Which sequences of adjacent edges of a polyhedron could be considered to be a geodesic? The edges of a face most surely will not, but the “equator” of the octahedron eventually will. But for what reasons? How do the defining property of a geodesic – having zero geodesic curvature – apply to a sequence of edges?
(One crude guess: any sequence of edges that pairwise don’t share a face? What does this have to do with curvature?)
It so happens I drew the “equator of a dodecahedron” for one of my papers, so I can’t resist including it here:
Two points I’d like to make. First, a geodesic is a curve that has $\le \pi$ surface to each side at every point. This is Alexandrov’s definition, and it is the right way to think of geodesics on polyhedra. He and Pogorelov called these quasigeodesics (Alexandrov and Zalgaller, Intrinsic Geometry of Surfaces, 1967, p.16; Pogorelov, Extrinsic Geometry of Convex Surfaces, 1973, p.28).
Second, if you allow a doubly covered polygon as a polyhedron of zero volume (as Alexandrov did), then indeed the edges of a face could be a geodesic: consider a doubly covered square, for example. Then the edges of one square face have $\pi$ at all interior-edge points to either side, and $\pi/2$ to either side at the four corners.
Some thoughts are given by Konrad Polthier and Markus Schmies, Straightest geodesics on polyhedral surfaces. Form the abstract:
Geodesic curves are the fundamental concept in geometry to generalize the idea of straight lines to curved surfaces and arbitrary manifolds. On polyhedral surfaces we introduce the notion of discrete geodesic curvature of curves and define straightest geodesics. This allows a unique solution of the initial value problem for geodesics, and therefore a unique movement in a given tangential direction, a property not available in the well-known concept of locally shortest geodesics.

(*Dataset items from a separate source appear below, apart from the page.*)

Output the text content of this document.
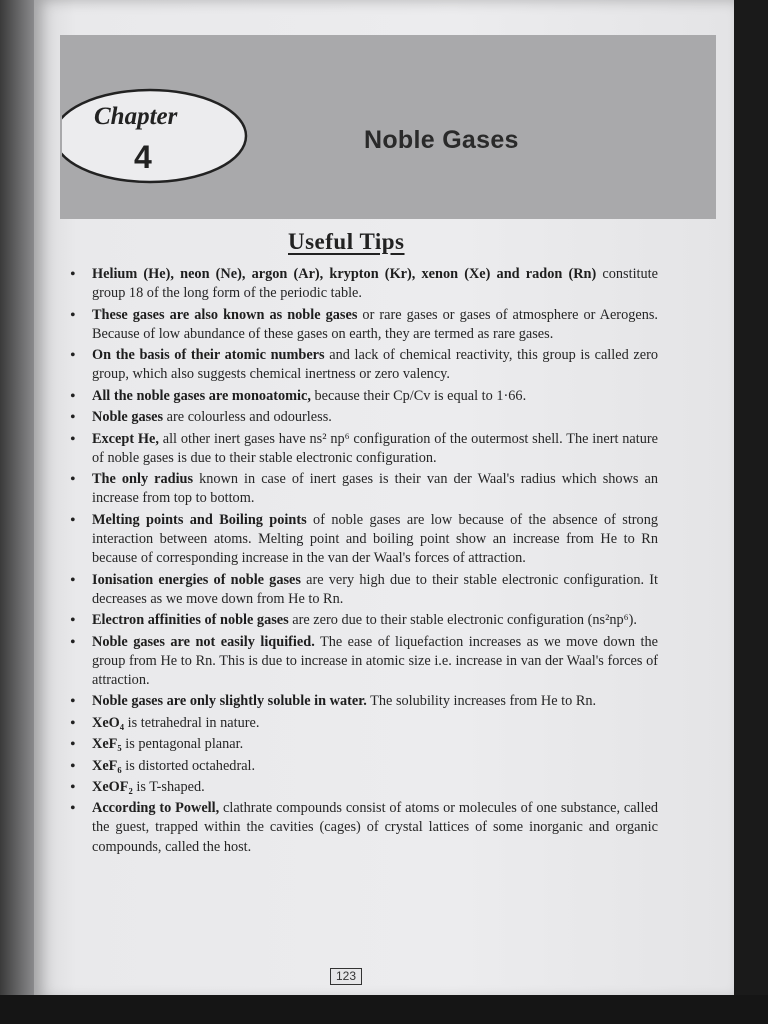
Chapter
4	Noble Gases
Useful Tips
• Helium (He), neon (Ne), argon (Ar), krypton (Kr), xenon (Xe) and radon (Rn) constitute group 18 of the long form of the periodic table.
• These gases are also known as noble gases or rare gases or gases of atmosphere or Aerogens. Because of low abundance of these gases on earth, they are termed as rare gases.
• On the basis of their atomic numbers and lack of chemical reactivity, this group is called zero group, which also suggests chemical inertness or zero valency.
• All the noble gases are monoatomic, because their Cp/Cv is equal to 1·66.
• Noble gases are colourless and odourless.
• Except He, all other inert gases have ns² np⁶ configuration of the outermost shell. The inert nature of noble gases is due to their stable electronic configuration.
• The only radius known in case of inert gases is their van der Waal's radius which shows an increase from top to bottom.
• Melting points and Boiling points of noble gases are low because of the absence of strong interaction between atoms. Melting point and boiling point show an increase from He to Rn because of corresponding increase in the van der Waal's forces of attraction.
• Ionisation energies of noble gases are very high due to their stable electronic configuration. It decreases as we move down from He to Rn.
• Electron affinities of noble gases are zero due to their stable electronic configuration (ns²np⁶).
• Noble gases are not easily liquified. The ease of liquefaction increases as we move down the group from He to Rn. This is due to increase in atomic size i.e. increase in van der Waal's forces of attraction.
• Noble gases are only slightly soluble in water. The solubility increases from He to Rn.
• XeO₄ is tetrahedral in nature.
• XeF₅ is pentagonal planar.
• XeF₆ is distorted octahedral.
• XeOF₂ is T-shaped.
• According to Powell, clathrate compounds consist of atoms or molecules of one substance, called the guest, trapped within the cavities (cages) of crystal lattices of some inorganic and organic compounds, called the host.
123
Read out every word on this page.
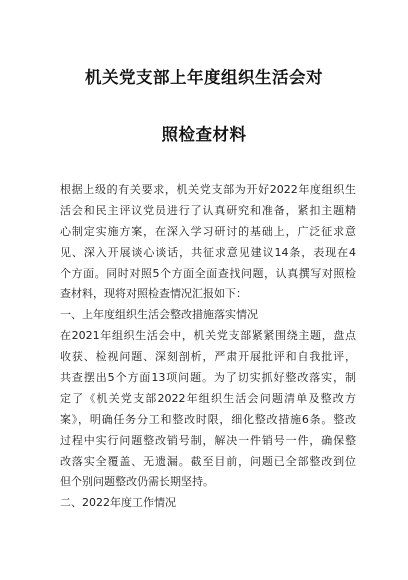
机关党支部上年度组织生活会对
照检查材料
根据上级的有关要求，机关党支部为开好2022年度组织生
活会和民主评议党员进行了认真研究和准备，紧扣主题精
心制定实施方案，在深入学习研讨的基础上，广泛征求意
见、深入开展谈心谈话，共征求意见建议14条，表现在4
个方面。同时对照5个方面全面查找问题，认真撰写对照检
查材料，现将对照检查情况汇报如下：
一、上年度组织生活会整改措施落实情况
在2021年组织生活会中，机关党支部紧紧围绕主题，盘点
收获、检视问题、深刻剖析，严肃开展批评和自我批评，
共查摆出5个方面13项问题。为了切实抓好整改落实，制
定了《机关党支部2022年组织生活会问题清单及整改方
案》，明确任务分工和整改时限，细化整改措施6条。整改
过程中实行问题整改销号制，解决一件销号一件，确保整
改落实全覆盖、无遗漏。截至目前，问题已全部整改到位
但个别问题整改仍需长期坚持。
二、2022年度工作情况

There seems to be an almost trivial definition (which relies on a specific realization of a polyhedron): if the polyhedron is convex and inscribed into a sphere and the central projections of the edges onto the sphere sum up to one great arc or circle, then the edges are geodesic. (Note that each single edge is projected onto a single great arc.)
Due to this definition, the obvious “equators” of the regular octahedron are geodesic, but also the edges of any face of any inscribable polyhedron can be geodesic (in a specific realization). On the other side, some sequences of edges cannot be – in no realization of the polyhedron – geodesic due to this definition, e.g. the zig-zag-sequence around the “equator” of the dodecahedron (?).
It remains open, whether there is a more combinatorial definition of geodesics, say in a polyhedral graph.